The world of spam seems to be getting increasingly sophisticated these days. Emails have been found to be using unicode to place a checkmark in the subject line in order to elicit confidence from potential victims.

Spammers

Unicode being used to help you give up those precious details

Official emails can often times have a symbol that the content of the email is trustworthy. The checkmark is a DKIM (DomainKeys Identified Mail)/SPF (Sender Policy Framework) symbol meaning that the sender and its content has been authenticated against a series of checks. SPF ensures the sender is on a list of authorized senders for that specific domain (in this case, PayPal), while DKIM checks the message content for changes. The checkmark indicates it’s all good, and that you can seriously trust anything inside. The problem is that this checkmark is clearly a trap. A clever trap nonetheless, for those that aren’t keen on checking other aspects of a message.

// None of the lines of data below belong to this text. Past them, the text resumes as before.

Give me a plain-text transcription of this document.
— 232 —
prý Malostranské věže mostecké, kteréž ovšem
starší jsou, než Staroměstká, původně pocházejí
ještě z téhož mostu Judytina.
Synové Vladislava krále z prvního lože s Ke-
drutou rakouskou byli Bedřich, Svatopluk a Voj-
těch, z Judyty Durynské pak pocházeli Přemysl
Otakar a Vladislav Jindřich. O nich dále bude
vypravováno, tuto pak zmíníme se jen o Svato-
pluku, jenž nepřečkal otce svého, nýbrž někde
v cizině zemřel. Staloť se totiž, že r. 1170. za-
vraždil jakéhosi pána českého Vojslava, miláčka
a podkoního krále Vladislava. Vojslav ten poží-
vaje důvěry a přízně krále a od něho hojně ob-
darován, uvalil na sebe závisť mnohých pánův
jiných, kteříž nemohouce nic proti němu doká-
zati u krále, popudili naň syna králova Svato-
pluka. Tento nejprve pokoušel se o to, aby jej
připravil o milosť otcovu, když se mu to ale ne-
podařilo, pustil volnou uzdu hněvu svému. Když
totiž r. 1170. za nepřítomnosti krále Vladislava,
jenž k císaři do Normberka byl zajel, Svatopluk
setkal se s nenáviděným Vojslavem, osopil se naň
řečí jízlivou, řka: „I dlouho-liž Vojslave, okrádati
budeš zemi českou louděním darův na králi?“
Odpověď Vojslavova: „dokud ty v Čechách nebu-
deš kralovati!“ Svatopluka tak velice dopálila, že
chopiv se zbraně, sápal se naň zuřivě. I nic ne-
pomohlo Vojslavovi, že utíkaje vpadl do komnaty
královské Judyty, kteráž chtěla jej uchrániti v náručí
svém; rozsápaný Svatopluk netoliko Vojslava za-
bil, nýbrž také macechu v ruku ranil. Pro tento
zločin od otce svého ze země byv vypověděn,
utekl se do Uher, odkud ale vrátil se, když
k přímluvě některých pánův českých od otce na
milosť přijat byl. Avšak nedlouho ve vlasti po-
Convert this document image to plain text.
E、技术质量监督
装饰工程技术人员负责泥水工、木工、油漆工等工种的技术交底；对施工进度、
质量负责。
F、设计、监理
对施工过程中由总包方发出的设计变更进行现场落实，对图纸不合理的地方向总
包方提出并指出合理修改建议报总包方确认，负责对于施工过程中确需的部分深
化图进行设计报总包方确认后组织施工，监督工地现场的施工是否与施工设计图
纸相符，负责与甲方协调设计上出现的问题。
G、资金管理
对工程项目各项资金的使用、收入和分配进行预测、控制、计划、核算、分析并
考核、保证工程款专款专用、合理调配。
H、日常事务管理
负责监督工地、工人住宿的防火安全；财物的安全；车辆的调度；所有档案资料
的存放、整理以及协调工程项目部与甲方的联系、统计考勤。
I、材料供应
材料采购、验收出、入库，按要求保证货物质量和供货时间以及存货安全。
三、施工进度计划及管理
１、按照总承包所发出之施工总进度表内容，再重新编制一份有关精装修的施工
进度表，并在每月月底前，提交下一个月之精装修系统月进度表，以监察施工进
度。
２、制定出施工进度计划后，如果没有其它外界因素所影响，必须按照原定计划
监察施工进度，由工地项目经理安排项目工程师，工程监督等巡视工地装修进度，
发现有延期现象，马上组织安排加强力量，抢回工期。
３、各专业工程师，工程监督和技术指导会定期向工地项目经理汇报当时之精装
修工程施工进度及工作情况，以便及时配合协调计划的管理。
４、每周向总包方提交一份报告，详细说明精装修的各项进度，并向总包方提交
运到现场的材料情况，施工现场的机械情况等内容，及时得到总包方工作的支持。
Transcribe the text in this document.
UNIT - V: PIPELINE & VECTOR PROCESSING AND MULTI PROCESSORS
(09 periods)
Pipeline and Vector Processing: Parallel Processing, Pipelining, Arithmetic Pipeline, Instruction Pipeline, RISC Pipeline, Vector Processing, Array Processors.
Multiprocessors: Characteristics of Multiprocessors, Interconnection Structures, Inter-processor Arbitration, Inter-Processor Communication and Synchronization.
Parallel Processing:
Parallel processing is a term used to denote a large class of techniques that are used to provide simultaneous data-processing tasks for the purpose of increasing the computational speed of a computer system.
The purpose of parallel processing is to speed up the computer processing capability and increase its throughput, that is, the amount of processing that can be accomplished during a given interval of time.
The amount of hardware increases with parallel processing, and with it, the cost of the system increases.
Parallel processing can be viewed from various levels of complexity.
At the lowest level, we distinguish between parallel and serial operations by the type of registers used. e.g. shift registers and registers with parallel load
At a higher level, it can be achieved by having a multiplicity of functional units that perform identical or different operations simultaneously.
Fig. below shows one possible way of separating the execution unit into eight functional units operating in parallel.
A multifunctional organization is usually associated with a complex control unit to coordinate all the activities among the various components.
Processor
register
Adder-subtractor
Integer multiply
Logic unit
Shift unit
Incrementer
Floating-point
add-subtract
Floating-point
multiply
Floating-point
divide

It’s not necessarily difficult to protect against a spammers attempts, though a good spearphishing campaign will be very enticing indeed. First, and always, think if you’re expecting such an email or whether it’s logical for you to be receiving the information within. Was there a suspect purchase, or perhaps a larger purchase than normal? Also to protect against phishing and spammers attempts to get your precious info, always check the sender’s email address through looking at the entire header. If it matches a known domain, then consider it. Though if it doesn’t then dismiss it outright. The header includes quite a bit of information that can be used to check the authenticity of an email, such as where it came from, when and the like. It’s always a good place to start if you’re curious or seriously doubting an email. Happy browsing, and stay safe.